Ben Lilly was probably the best hunter in American history. Makes Daniel Boone look like a total sissy. He was so effective that he is the reason there aren't grizzlies and cougar in many states. He believed he was on a mission from god to kill every animal that could prey on humans. Teddy Roosevelt said he was the toughest man he ever met. Worth reading up on!


----------



## Joe Brandon (Oct 12, 2019)

https://www.gon.com/hunting/high-hunter-success-north-georgia-bear-dog-hunts


----------



## Buckman18 (Oct 12, 2019)

For what its worth, there's still at least 1 bear using Chattahoochee.  Saw him Thursday PM on the way home from work crossing the highway between the airstream park and the pull off with the NF on 75. Maybe 100 pounds, at most. I got out and ran after him and tried to catch him. As i was getting closer, i clotheslined myself on a laurel limb. It was his lucky day.


----------



## Christian hughey (Oct 12, 2019)

kevin17 said:


> Help me understand why a bear in general is on such a high pedestal. Any where a bear lives it is on a higher standard than other big game animals. I don’t get why they are such a sensitive subject. They smell like a dog and after skinning one it’s like you stuck your hands in a bucket of crisco. They destroy trees that produce for other wild life before it even hits the ground.


Just dont understand! Why do people do half the dumb things they do. No ones place to judge another for what they prefer.


----------



## kevin17 (Oct 12, 2019)

Christian hughey said:


> Just dont understand! Why do people do half the dumb things they do. No ones place to judge another for what they prefer.


I  Wasn’t judging anybody. I just hate bears.


----------



## Christian hughey (Oct 12, 2019)

But from a big game hunters perspective, I love the challenge and the different opportunity for a true trophy. I look at a 400 lb. black bear with the same excitement and intensity as any trophy whitetail or bull elk for that matter. The bear is an awesome critter and definitely has its place in the wild far as I'm concerned. Now do I want them over populated and sneaking in your home for a midnight snack, no of course not but a happy medium would be nice.


----------



## JustUs4All (Oct 12, 2019)

Al Medcalf said:


> No apologies from me, I learned a long time ago not to say something that I don't mean



I think you have missed the point Al.  Often the way something is said gets in the way of what was actually said.  There can definitely be a wrong way to say a right thing.


----------



## Big7 (Oct 12, 2019)

Y'all know I'm well entrenched in the "if it's legal" camp.

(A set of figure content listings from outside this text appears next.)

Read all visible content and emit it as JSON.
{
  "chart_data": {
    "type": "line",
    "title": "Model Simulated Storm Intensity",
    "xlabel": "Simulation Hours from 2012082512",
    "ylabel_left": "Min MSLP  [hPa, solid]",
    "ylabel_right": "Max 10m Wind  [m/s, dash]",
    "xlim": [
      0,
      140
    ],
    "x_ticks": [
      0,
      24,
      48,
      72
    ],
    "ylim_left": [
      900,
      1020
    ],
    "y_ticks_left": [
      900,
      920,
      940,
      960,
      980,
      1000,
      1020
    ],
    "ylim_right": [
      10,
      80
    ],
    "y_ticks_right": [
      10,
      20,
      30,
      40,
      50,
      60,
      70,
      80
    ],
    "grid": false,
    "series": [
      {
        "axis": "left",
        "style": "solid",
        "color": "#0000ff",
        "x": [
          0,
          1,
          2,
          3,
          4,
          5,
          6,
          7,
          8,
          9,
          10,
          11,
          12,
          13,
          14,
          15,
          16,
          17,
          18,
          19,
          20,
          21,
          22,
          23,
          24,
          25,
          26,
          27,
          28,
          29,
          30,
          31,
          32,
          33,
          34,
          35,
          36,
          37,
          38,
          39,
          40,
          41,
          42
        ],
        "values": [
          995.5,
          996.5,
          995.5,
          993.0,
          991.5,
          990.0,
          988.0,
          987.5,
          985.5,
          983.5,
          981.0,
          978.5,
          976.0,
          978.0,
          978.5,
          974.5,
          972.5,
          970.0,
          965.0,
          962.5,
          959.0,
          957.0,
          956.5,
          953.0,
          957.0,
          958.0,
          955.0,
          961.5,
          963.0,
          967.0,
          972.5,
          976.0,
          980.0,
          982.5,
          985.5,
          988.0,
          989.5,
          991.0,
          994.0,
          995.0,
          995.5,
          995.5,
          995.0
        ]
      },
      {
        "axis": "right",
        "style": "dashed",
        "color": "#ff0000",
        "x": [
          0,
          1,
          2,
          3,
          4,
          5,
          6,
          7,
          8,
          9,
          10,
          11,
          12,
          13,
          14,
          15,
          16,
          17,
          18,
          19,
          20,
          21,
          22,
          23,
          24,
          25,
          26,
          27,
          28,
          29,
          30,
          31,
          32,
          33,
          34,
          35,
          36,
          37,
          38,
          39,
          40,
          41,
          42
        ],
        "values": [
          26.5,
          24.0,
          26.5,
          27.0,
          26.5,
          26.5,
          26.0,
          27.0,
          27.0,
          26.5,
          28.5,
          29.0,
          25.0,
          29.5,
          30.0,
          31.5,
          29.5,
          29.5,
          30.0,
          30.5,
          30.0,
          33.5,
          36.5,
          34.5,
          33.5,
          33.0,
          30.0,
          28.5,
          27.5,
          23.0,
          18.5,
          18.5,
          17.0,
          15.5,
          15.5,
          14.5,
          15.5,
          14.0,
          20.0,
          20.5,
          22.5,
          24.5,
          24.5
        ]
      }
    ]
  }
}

My opinion is that large game should not be "hunted" with dogs. That simply is not "fair chase"- IMO.

To me- it's a dogs place to track and recover lawfully wounded game. Not "hunt".

My 2 cents.


----------



## Nicodemus (Oct 12, 2019)

Big7 said:


> Y'all know I'm well entrenched in the "if it's legal" camp.
> 
> My opinion is that large game should not be "hunted" with dogs. That simply is not "fair chase"- IMO.
> 
> ...




Hunting with dogs is an old time tradition that goes back to the early days of this country. It`s an honorable way to hunt.


----------



## Hillbilly stalker (Oct 12, 2019)

Even the Indians used dogs .


----------



## NGA44 (Oct 12, 2019)

Big7 said:


> Y'all know I'm well entrenched in the "if it's legal" camp.
> 
> My opinion is that large game should not be "hunted" with dogs. That simply is not "fair chase"- IMO.
> 
> ...



Have you ever hunted with dogs?


----------



## NCMTNHunter (Oct 12, 2019)

If hunting big game with dogs is not fair chase then hunting anything with dogs is not fair chase. If hunting anything with dogs is not fair chase then fair chase doesn’t exist.


----------



## Christian hughey (Oct 13, 2019)

NCMTNHunter said:


> If hunting big game with dogs is not fair chase then hunting anything with dogs is not fair chase. If hunting anything with dogs is not fair chase then fair chase doesn’t exist.


Guess it dont because fair chase is just that, you and the animal you pursue with no outside elements, baits, etc., using an animal to track your game is not exactly fairchase. Not knocking the style of hunting AT ALL, as I have said before I'm interested to the point I would like to run some hounds myself but yall better quit **'in and give them dogs more credit, the amount of bears killed on this hunt was due to the dogs nose and not the houndsmen. Without the dogs that hunt would have went totally different. Yes you do spend time training them, I get that but a dogs nose is an unmatched tool used for hunting that they are born with and man uses this to their advantage every day, even with police k9's, it's no secret that they can find what they are looking for. Not saying you fellas wouldn't know how to hunt without the dogs. I'm sure you would be fine hunters regardless,  common sense tells us using dogs isn't fair chase!, is it fun? I'm sure! Is it legal? Sure is! So my thoughts on it are have fun, be safe and give them hounds more credit. Doesn't make you any less a hunter because when it boils down to it you still knocked down 61 bears in 2 weekends. Good job.


----------



## NCMTNHunter (Oct 14, 2019)

Christian hughey said:


> Guess it dont because fair chase is just that, you and the animal you pursue with no outside elements, baits, etc., using an animal to track your game is not exactly fairchase.  common sense tells us using dogs isn't fair chase!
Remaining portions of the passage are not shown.